Hidden under a mile of ice in Greenland until recently discovered is a massive canyon comparable in some ways to the Grand Canyon, according to a NASA news release.

The canyon is a meandering river channel is at least 460 miles, longer than the Grand Canyon, and is 2,600 feet deep at some points, putting it on par with some the Grand Canyon's sections.

The discovery was made during an airborne science mission and the study on the data was published Thursday in Science.

"One might assume that the landscape of the Earth has been fully explored and mapped," said lead author Jonathan Bamber, professor of physical geography at the University of Bristol in the U.K. "Our research shows there's still a lot left to discover."

The research team pieced together the landscape hidden beneath the mile of ice using data from a NASA's operation IceBridge from 2009-2012, in addition with several decades of data from the U.K. and Germany. Operation IceBridge featured primarily a Multichannel Coherent Radar Depth, which is capable of seeing through massive amounts of ice to determine its thickness and what lies beneath.

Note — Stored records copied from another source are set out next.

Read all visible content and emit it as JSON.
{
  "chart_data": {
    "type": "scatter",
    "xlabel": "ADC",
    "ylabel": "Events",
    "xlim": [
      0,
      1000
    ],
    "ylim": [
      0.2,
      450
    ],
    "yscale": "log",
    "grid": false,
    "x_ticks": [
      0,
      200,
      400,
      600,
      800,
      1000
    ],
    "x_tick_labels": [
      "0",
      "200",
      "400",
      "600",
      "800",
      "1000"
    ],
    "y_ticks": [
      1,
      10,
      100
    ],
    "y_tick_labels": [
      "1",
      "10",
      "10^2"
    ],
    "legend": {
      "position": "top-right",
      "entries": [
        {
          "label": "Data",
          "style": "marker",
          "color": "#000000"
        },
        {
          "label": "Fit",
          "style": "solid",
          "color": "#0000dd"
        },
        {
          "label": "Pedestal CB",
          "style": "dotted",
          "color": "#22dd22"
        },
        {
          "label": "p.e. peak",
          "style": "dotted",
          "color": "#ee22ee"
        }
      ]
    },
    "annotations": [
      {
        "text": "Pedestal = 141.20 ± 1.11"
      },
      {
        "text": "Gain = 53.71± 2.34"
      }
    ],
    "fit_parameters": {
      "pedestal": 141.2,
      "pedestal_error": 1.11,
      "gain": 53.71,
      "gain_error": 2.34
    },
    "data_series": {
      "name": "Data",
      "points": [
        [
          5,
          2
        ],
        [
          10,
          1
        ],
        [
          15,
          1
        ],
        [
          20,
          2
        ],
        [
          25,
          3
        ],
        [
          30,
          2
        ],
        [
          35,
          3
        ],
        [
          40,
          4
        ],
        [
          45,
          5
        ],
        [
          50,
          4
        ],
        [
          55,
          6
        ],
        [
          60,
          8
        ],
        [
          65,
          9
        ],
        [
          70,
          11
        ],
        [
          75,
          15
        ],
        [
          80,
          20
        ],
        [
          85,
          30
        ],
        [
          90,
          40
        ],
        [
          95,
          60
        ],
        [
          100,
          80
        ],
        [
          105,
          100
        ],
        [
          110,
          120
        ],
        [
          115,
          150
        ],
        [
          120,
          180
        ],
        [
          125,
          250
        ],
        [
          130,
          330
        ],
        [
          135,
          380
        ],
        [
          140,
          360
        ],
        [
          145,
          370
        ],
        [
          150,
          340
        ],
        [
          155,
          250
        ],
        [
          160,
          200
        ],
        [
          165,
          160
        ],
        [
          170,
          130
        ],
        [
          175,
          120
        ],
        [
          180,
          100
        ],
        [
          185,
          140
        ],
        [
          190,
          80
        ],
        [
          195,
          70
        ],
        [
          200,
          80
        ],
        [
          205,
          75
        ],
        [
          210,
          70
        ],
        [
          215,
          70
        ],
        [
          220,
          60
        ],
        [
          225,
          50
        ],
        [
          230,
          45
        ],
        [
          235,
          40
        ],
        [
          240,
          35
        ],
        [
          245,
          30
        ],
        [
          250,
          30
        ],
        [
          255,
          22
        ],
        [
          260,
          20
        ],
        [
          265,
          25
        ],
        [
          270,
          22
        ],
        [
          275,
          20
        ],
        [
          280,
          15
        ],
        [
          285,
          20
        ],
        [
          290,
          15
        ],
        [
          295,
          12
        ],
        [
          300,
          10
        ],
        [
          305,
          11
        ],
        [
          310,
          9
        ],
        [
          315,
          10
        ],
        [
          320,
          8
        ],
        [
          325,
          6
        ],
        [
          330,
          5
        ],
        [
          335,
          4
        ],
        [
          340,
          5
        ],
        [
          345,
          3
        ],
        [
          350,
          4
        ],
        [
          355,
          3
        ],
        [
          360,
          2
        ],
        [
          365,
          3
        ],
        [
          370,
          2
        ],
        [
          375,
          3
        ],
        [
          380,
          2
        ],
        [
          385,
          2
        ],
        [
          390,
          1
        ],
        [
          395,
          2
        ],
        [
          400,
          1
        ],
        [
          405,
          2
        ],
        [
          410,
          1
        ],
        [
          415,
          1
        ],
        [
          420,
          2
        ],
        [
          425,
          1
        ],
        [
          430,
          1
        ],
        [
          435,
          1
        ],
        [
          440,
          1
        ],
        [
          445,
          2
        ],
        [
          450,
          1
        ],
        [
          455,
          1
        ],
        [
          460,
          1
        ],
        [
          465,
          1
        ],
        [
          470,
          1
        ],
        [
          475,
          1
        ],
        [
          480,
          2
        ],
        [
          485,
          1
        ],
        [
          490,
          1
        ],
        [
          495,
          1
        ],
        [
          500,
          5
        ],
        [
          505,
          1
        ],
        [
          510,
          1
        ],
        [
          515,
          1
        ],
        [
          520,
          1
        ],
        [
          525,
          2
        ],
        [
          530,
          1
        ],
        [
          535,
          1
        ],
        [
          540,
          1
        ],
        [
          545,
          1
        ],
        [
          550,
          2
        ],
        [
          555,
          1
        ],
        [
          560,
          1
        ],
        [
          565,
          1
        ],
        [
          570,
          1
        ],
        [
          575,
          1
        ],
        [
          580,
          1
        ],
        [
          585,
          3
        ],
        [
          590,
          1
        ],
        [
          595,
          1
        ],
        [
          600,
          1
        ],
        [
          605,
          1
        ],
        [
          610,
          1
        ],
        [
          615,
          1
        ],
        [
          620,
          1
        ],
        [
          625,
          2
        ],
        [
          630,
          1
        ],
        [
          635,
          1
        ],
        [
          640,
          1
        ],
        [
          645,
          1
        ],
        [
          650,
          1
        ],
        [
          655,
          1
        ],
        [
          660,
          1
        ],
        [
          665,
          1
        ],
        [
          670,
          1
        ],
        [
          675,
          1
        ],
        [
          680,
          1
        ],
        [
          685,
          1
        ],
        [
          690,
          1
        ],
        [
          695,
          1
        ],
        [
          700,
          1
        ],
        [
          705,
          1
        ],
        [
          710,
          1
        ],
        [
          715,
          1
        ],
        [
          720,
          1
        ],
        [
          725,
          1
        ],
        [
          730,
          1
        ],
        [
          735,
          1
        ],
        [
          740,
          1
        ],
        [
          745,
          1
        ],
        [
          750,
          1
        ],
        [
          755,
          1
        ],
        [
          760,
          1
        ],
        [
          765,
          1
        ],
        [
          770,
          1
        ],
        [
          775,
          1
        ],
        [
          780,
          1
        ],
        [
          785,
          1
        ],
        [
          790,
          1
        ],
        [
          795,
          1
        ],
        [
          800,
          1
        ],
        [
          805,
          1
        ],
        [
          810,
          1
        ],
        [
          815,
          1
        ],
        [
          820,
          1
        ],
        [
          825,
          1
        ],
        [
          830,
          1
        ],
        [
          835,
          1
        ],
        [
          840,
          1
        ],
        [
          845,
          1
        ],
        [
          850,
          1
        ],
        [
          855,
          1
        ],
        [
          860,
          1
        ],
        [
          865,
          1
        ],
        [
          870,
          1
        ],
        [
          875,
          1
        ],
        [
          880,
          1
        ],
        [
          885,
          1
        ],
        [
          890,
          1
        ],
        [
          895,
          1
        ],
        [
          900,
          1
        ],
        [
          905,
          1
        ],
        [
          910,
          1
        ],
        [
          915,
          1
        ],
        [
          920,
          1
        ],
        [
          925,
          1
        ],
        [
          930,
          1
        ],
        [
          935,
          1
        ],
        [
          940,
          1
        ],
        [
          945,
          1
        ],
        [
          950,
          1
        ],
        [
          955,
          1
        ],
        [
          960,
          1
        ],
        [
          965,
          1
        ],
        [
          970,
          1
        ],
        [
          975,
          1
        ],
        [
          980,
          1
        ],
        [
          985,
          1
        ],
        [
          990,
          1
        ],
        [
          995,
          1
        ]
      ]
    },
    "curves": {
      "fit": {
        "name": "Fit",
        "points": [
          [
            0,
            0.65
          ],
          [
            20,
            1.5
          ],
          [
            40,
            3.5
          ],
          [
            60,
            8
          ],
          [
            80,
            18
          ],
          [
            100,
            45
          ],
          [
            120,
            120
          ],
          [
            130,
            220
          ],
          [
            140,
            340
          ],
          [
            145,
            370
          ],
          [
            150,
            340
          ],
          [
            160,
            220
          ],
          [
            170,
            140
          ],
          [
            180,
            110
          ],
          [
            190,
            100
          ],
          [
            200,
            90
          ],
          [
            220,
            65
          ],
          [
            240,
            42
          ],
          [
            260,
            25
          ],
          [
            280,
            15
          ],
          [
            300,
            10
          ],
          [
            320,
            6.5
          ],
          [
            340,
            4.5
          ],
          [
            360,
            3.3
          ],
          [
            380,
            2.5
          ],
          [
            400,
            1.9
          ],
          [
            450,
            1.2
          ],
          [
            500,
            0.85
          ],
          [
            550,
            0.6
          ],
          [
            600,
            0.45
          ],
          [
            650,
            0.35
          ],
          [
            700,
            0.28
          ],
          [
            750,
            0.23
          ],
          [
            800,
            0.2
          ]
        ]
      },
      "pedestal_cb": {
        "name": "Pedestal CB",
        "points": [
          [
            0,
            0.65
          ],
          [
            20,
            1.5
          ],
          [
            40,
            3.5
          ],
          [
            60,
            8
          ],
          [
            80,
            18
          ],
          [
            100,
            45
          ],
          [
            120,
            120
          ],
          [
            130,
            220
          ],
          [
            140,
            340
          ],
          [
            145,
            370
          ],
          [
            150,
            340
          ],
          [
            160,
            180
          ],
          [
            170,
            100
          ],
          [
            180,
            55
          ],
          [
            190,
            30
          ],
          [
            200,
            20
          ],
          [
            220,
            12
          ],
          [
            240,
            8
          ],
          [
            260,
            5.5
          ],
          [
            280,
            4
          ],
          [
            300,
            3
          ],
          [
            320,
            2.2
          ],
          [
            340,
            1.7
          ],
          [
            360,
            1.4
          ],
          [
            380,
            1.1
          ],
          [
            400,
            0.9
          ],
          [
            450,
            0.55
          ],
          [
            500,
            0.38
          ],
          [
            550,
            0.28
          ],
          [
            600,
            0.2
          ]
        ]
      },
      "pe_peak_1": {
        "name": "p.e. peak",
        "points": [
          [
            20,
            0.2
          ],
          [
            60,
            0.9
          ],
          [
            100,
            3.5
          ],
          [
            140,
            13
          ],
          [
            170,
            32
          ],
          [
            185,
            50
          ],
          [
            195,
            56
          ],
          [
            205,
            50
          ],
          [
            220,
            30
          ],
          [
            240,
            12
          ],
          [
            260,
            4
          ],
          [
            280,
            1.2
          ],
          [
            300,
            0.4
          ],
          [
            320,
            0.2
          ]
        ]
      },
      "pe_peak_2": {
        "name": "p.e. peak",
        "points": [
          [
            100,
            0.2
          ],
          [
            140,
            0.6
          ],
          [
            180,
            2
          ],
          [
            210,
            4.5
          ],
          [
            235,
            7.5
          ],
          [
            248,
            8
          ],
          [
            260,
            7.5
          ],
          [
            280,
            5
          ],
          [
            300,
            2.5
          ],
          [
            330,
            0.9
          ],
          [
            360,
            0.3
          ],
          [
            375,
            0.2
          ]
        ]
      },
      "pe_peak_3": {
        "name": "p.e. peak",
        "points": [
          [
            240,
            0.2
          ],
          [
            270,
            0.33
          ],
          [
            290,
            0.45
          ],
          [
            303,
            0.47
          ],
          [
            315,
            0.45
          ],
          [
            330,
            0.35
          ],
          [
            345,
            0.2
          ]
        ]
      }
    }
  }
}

"Two things helped lead to this discovery," said Michael Studinger, IceBridge project scientist at NASA's Goddard Space Flight Center in Greenbelt, Md. "It was the enormous amount of data collected by IceBridge and the work of combining it with other datasets into a Greenland-wide compilation of all existing data that makes this feature appear in front of our eyes."

Operation IceBridge will return to Greenland in March 2014 to gather more data on land and sea ice in the Arctic. The researchers believe the canyon is vital to transporting sub-glacial meltwater from Greenland's interior to the ocean.

"It is quite remarkable that a channel the size of the Grand Canyon is discovered in the 21st century below the Greenland ice sheet," said Studinger. "It shows how little we still know about the bedrock below large continental ice sheets."